Review: The Quarry

A preacher (Bruno Bichir) gets a little too inquisitive of the stranger (Shea Whigham) he has just picked up and pays for it fatally. After burying the holy man’s body in the title quarry, Whigham decides to travel on to the small Texas town the preacher was heading to and poses as him. He preaches to the local townsfolk in a rather down-to-earth but no-nonsense manner that somehow they actually respond favourably to. This despite most of them being non-English speaking immigrants who likely don’t understand many of the words (and he doesn’t speak Spanish). When the dead body is uncovered, cluey but racist local lawman (Michael Shannon) suspects a local crim and his brother of the crime. Will this phony man of God get away with not just the ruse, but murder too?

 

Two terrific performances can’t do much to liven up this slow, dreadfully familiar 2020 crime-noir/western from director Scott Teems (who went on to script “Halloween Kills”) and his co-writer Andrew Brotzman (who comes from a background in short films). It’s one of those films where to be charitable you might call it a bit ‘small’, and I’m just not sure what the actors saw in the material. Do we really need yet another film about a violent man escaping his past and posing as a preacher? I feel like we’ve been there, done that quite a bit.

 

Perhaps for Whigham he just wanted a lead role, and he is indeed very good here. He broods and quietly simmers, as he nervously waits for his violent deeds to catch up with him. Some might find him a bit bland or passive in the part, I think he’s just subtle. On the other end of the spectrum is the more showy and loud Michael Shannon. Shannon is immediately excellent as the nosey lawman who seems to know everything about everyone except Whigham…for now at least. You get the sense that this is a guy who doesn’t like the unknown in his town.

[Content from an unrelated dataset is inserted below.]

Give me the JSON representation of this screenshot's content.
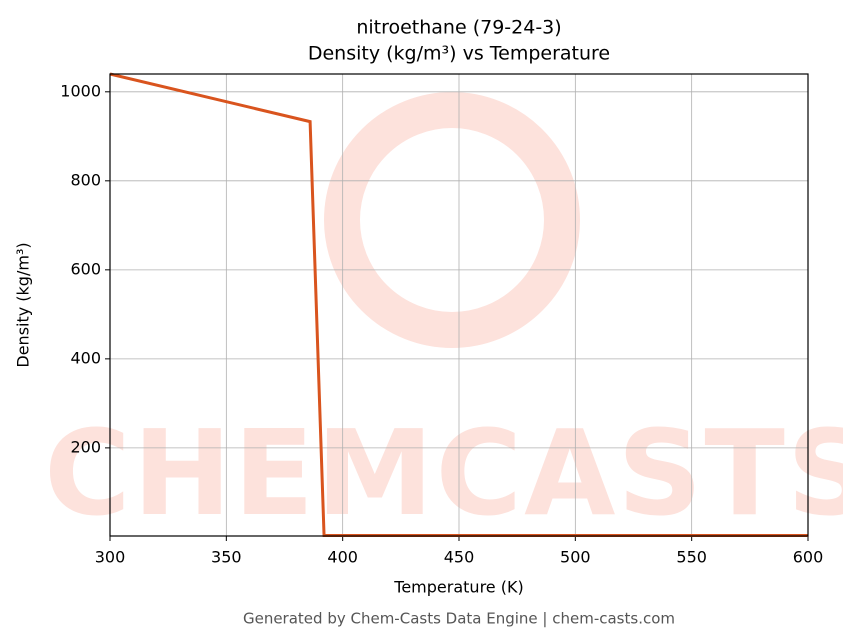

Shannon’s a perfect actor for this part, keeping you just as much on edge as he does Whigham’s character. The rest of the film however, never really draws you in, which lessens the tension between the central characters a bit. The other characters and just don’t pop, they’re well-acted but all of them pretty forgettable. As is the predictable and clichéd story, repurposed to Texas from post-Apartheid South Africa in the original novel by Damon Galgut. To be honest, I actually ended up being pretty pissed off with it for not really going anywhere new or compelling. It’s just sorta there.

 

I needed more than a couple of good actors delivering good performances to keep me interested here. Unfortunately this dour film isn’t worthy of its stars, nor one’s precious time. What did Whigham and Shannon see in this?